At some point during undergrad, I stumbled upon an Emerson speech called “The American Scholar” and decided to read it as a kind of “kick-off” to the school year. I liked it so much that I resolved to read it every year since. Which is a good thing, because every year I forget what it was that Emerson was telling me the year before.

But not this year! This year is different! I’ve discovered a foolproof technique that will make scraps of information stick to the brain like Michele Bachmann talking points.

It comes from EDUCASE, an academic technology professionals’ organization, which puts out mini-briefs on new technologies titled “7 Things You Should Know About…[whatever it is you should know about]”. This is obviously a stroke of sheer genius because, as I learned in PSY 1001 last year (yeah, took me a while to finally fit that in), human beings are virtually incapable of remembering things in chunks larger than seven. It just ain’t gonna happen. And even seven can cause some head-scratching.

* * *
So, I’m going to capitalize on that as a leitmotif and apply it to Emerson. In that spirit, here’s my rendition of Emerson’s “7 Things You Should Know About Being an American Scholar”:

1) Americans rock at the pragmatic sciences, but Europeans laugh at us because they think we’re crappy philosophers. Show them they’re wrong!

2) People can either be drones and slaves to their work, or they can be vibrant, whole beings with broad scope and curiosity. Don’t be the former.

3) True scholars will look to nature, to history, and to concrete action as their sources of inspiration.

4) If you want to be a scholar, stop sitting around reading books and just go DO stuff.

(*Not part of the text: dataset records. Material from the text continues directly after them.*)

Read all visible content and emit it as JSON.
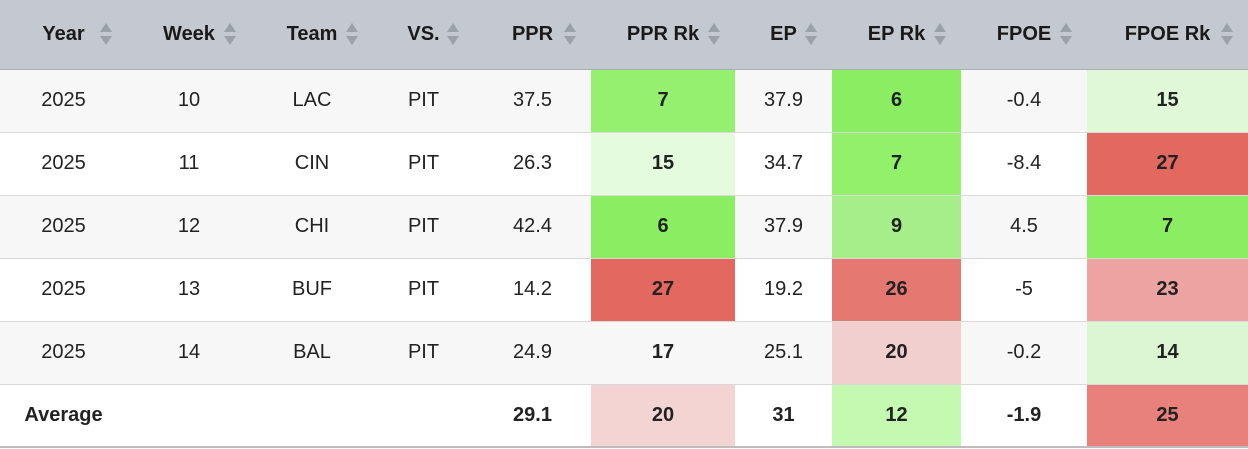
{
  "columns": [
    {
      "label": "Year",
      "sort_offset": 95
    },
    {
      "label": "Week",
      "sort_offset": 95
    },
    {
      "label": "Team",
      "sort_offset": 95
    },
    {
      "label": "VS.",
      "sort_offset": 95
    },
    {
      "label": "PPR",
      "sort_offset": 95
    },
    {
      "label": "PPR Rk",
      "sort_offset": 95
    },
    {
      "label": "EP",
      "sort_offset": 95
    },
    {
      "label": "EP Rk",
      "sort_offset": 95
    },
    {
      "label": "FPOE",
      "sort_offset": 95
    },
    {
      "label": "FPOE Rk",
      "sort_offset": 95
    }
  ],
  "rows": [
    {
      "year": "2025",
      "week": "10",
      "team": "LAC",
      "vs": "PIT",
      "ppr": "37.5",
      "ppr_rk": "7",
      "ep": "37.9",
      "ep_rk": "6",
      "fpoe": "-0.4",
      "fpoe_rk": "15",
      "colors": {
        "ppr_rk": "#94f06e",
        "ep_rk": "#8bee62",
        "fpoe_rk": "#e1f8d8"
      }
    },
    {
      "year": "2025",
      "week": "11",
      "team": "CIN",
      "vs": "PIT",
      "ppr": "26.3",
      "ppr_rk": "15",
      "ep": "34.7",
      "ep_rk": "7",
      "fpoe": "-8.4",
      "fpoe_rk": "27",
      "colors": {
        "ppr_rk": "#e4fbdd",
        "ep_rk": "#93f06b",
        "fpoe_rk": "#e36860"
      }
    },
    {
      "year": "2025",
      "week": "12",
      "team": "CHI",
      "vs": "PIT",
      "ppr": "42.4",
      "ppr_rk": "6",
      "ep": "37.9",
      "ep_rk": "9",
      "fpoe": "4.5",
      "fpoe_rk": "7",
      "colors": {
        "ppr_rk": "#8bee62",
        "ep_rk": "#a6ee8a",
        "fpoe_rk": "#8bee62"
      }
    },
    {
      "year": "2025",
      "week": "13",
      "team": "BUF",
      "vs": "PIT",
      "ppr": "14.2",
      "ppr_rk": "27",
      "ep": "19.2",
      "ep_rk": "26",
      "fpoe": "-5",
      "fpoe_rk": "23",
      "colors": {
        "ppr_rk": "#e36860",
        "ep_rk": "#e67872",
        "fpoe_rk": "#eda3a0"
      }
    },
    {
      "year": "2025",
      "week": "14",
      "team": "BAL",
      "vs": "PIT",
      "ppr": "24.9",
      "ppr_rk": "17",
      "ep": "25.1",
      "ep_rk": "20",
      "fpoe": "-0.2",
      "fpoe_rk": "14",
      "colors": {
        "ppr_rk": "",
        "ep_rk": "#f0cfce",
        "fpoe_rk": "#dbf6d0"
      }
    }
  ],
  "average": {
    "label": "Average",
    "ppr": "29.1",
    "ppr_rk": "20",
    "ep": "31",
    "ep_rk": "12",
    "fpoe": "-1.9",
    "fpoe_rk": "25",
    "colors": {
      "ppr_rk": "#f4d3d3",
      "ep_rk": "#c5f8b1",
      "fpoe_rk": "#e8807b"
    }
  }
}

5) Maybe, if you’re bored or depressed or uninspired one day, it’s okay to just sit down and read a book. But after that, you’d better pick yourself up and go DO stuff.

6) If you talk a lot instead of just going and DOING stuff, you’ll come off as a phony.

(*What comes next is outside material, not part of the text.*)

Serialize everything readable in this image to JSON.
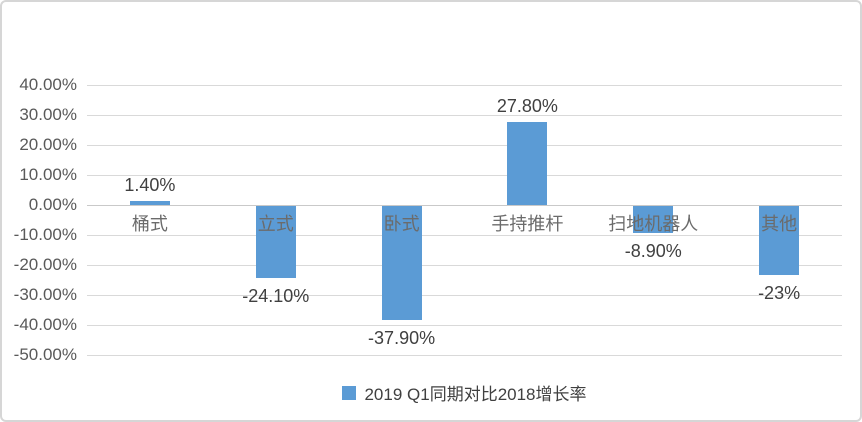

7) Formal institutions of learning can be kind of “blah”. We need to make them more exciting so we can “set the hearts of youth on flame”. (Metaphorically speaking, of course.)

* * *
And, in the spirit of completeness and modernization, here’s my response of “2 Things Emerson Should Know About Being an American Scholar”:

1) You make scholars sound like lone-suffering sailors shipwrecked in a sea of idiocy and paddling along with nothing but the beacon of their own noble brains to guide them. Kinda hyperbolic. Cut the “power words” and masculine diction. It makes you sound like you’re trying to resolve some personal issues from all those years you got picked on on the playground for being a “nerd”.

2) With all your “rugged individualist” characterizations of the Scholar, you say nothing about the process of creating scholarship in community. Today’s problems are so networked and complex that we have to confront them with collaborative knowledge. We can’t all just go our own noble, solitary scholarly ways and have everything just be cool. You didn’t have global warming back in your day, so I suppose I can excuse the oversight. Still, something to think about.